Private Plans

PRIVATE LABEL COULD move center-stage this year as Sears, Roebuck & Co. and Kmart Corp. merge their portfolios under the new Sears Holdings Corp.

Store brands and real estate are the strongest assets for Kmart and Sears, which announced merger plans in November. Analysts say their combined private-label strength could make the two struggling retailers a strong single competitor in about three years.

Kmart and Sears can’t discuss plans until the deal is finalized, probably in March. But they have said they may share private-label brands in some markets, especially where one chain is absent or one is strong in a certain segment. That could put Lands’ End, Kenmore and Craftsman in some Kmart stores, and Martha Stewart, Route 66 and Jaclyn Smith in some Sears stores.

“If they merge into a single format, they could make it a house of private-label dry goods brands,” says Ben Ball, senior VP with retail consultancy Dechert-Hampe & Co., Northbrook, IL.

If they raise enough cash by liquidating real estate and exiting malls, they could build private label and “become a threat to other retailers in about three years,” adds Ball, who expects little change for six months.

For now, each chain will keep its own name and brand positioning. Sears Holdings may close some stores, or convert Sears to Kmart (and vice versa). That could give Sears’ fledgling Sears Grand stores a boost: Sears has seven smaller-sized Grand stores and plans to have 12 to 14 by yearend, as well as 70 off-mall Sears stores (September 2004 PROMO).

“They’ll probably convert a number of Kmart stores to Sears Grand,” says Ken Bernhardt, chairman of the marketing department at The Robinson College of Business at Georgia State University.

A private-label plan could diminish packaged goods’ importance to Kmart. That would be good for dollar stores, whose low-income, inner-city shoppers mirror Kmart shoppers in many markets, Ball says.

Sears Holdings also could take its neighborhood-market Sears Grand model, add food, and “finally fulfill the old hypermarket model,” he adds. That would favor national brands.

Brands draw consumers, add variety — and bring trade dollars that retailers can use for operations. “It’s a question of how badly they need manufacturers’ cash for operations right now,” Ball says. “It depends on how fast they could sell real estate to build capital.”
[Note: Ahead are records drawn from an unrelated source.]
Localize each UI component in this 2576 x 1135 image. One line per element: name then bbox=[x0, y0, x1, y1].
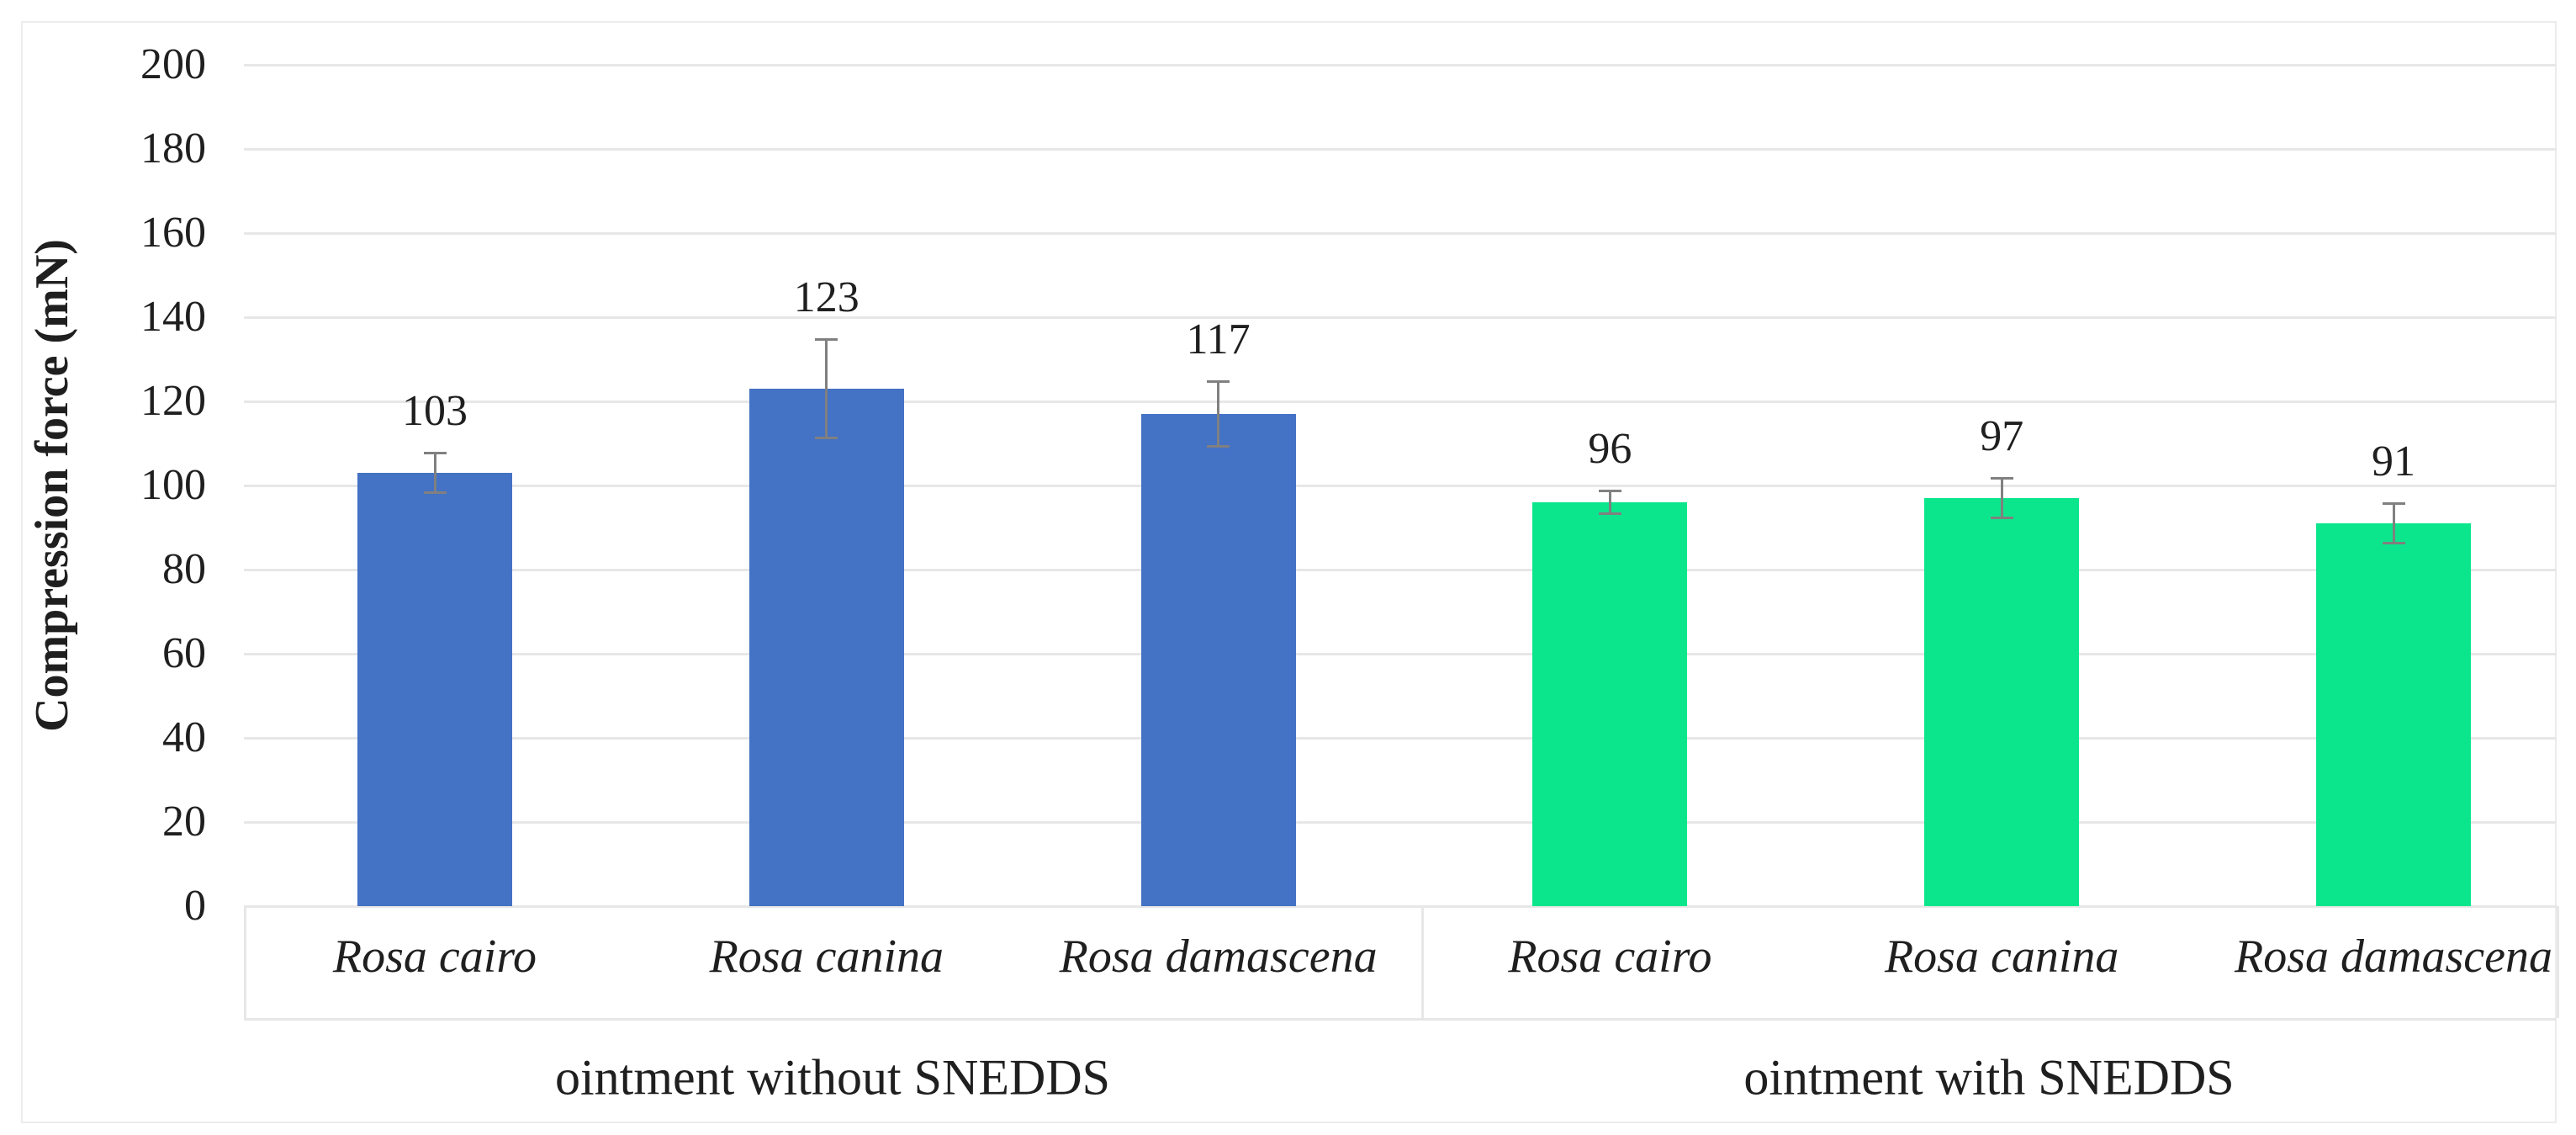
error-bar-cap bbox=[815, 437, 838, 439]
bar bbox=[357, 473, 512, 906]
group-label: ointment without SNEDDS bbox=[554, 1049, 1111, 1106]
error-bar-cap bbox=[1990, 517, 2013, 519]
error-bar-cap bbox=[423, 452, 447, 454]
error-bar bbox=[2392, 502, 2395, 544]
y-tick-label: 120 bbox=[140, 377, 206, 425]
bar bbox=[2316, 523, 2471, 906]
error-bar-cap bbox=[1598, 512, 1621, 515]
category-label: Rosa damascena bbox=[1059, 931, 1378, 983]
gridline bbox=[244, 232, 2557, 235]
error-bar-cap bbox=[1207, 380, 1230, 383]
y-tick-label: 200 bbox=[140, 40, 206, 88]
bar-value-label: 97 bbox=[1980, 412, 2024, 460]
y-tick-label: 40 bbox=[162, 713, 206, 761]
error-bar-cap bbox=[1598, 490, 1621, 492]
y-tick-label: 180 bbox=[140, 125, 206, 172]
group-label: ointment with SNEDDS bbox=[1743, 1049, 2235, 1106]
gridline bbox=[244, 653, 2557, 655]
error-bar bbox=[1608, 490, 1611, 515]
gridline bbox=[244, 737, 2557, 740]
gridline bbox=[244, 316, 2557, 319]
category-label: Rosa canina bbox=[1884, 931, 2119, 983]
error-bar bbox=[1217, 380, 1220, 448]
axis-separator bbox=[2557, 906, 2559, 1018]
error-bar bbox=[825, 338, 828, 439]
bar-value-label: 123 bbox=[793, 273, 860, 321]
y-tick-label: 20 bbox=[162, 798, 206, 846]
error-bar bbox=[2000, 477, 2003, 519]
category-label: Rosa cairo bbox=[1508, 931, 1712, 983]
gridline bbox=[244, 821, 2557, 824]
bar-value-label: 96 bbox=[1588, 425, 1632, 473]
y-tick-label: 80 bbox=[162, 545, 206, 593]
bar-value-label: 103 bbox=[402, 387, 468, 435]
y-tick-label: 100 bbox=[140, 461, 206, 509]
axis-separator bbox=[1421, 906, 1424, 1018]
error-bar-cap bbox=[815, 338, 838, 341]
category-label: Rosa damascena bbox=[2235, 931, 2552, 983]
error-bar-cap bbox=[423, 491, 447, 494]
y-tick-label: 60 bbox=[162, 629, 206, 677]
bar bbox=[748, 389, 904, 906]
gridline bbox=[244, 569, 2557, 571]
axis-separator bbox=[244, 1018, 2557, 1021]
y-tick-label: 0 bbox=[184, 882, 206, 930]
category-label: Rosa canina bbox=[709, 931, 944, 983]
bar-value-label: 91 bbox=[2372, 438, 2415, 485]
gridline bbox=[244, 64, 2557, 66]
error-bar-cap bbox=[1207, 445, 1230, 448]
bar bbox=[1532, 502, 1688, 906]
gridline bbox=[244, 905, 2557, 908]
chart-frame bbox=[21, 21, 2557, 1123]
bar bbox=[1924, 498, 2080, 906]
bar-value-label: 117 bbox=[1186, 316, 1251, 363]
error-bar-cap bbox=[1990, 477, 2013, 480]
gridline bbox=[244, 485, 2557, 487]
bar bbox=[1140, 414, 1296, 906]
category-label: Rosa cairo bbox=[332, 931, 537, 983]
axis-separator bbox=[244, 906, 246, 1018]
y-tick-label: 160 bbox=[140, 209, 206, 257]
error-bar-cap bbox=[2382, 502, 2405, 505]
gridline bbox=[244, 400, 2557, 403]
error-bar-cap bbox=[2382, 542, 2405, 544]
y-tick-label: 140 bbox=[140, 293, 206, 341]
error-bar bbox=[433, 452, 436, 494]
gridline bbox=[244, 148, 2557, 151]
Pooling private-label brands would eliminate weaker private label, not national brands, Bernhardt says. “Consumers see Kmart’s private label as national brands. If they can build loyalty to those brands, people will have to come to their stores to get it.”

That would make Kmart less vulnerable to competitors’ pricing, especially Wal-Mart.

But Kmart and Sears both need to to improve their merchandise mix, eliminate out-of-stocks and clean up their stores to better compete with Wal-Mart and Target Stores.

“Wal-Mart owns the low-price end of the market, and the merger won’t change that,” Bernhardt says. “Good marketing won’t overcome bad locations, dirty stores and poor operations.”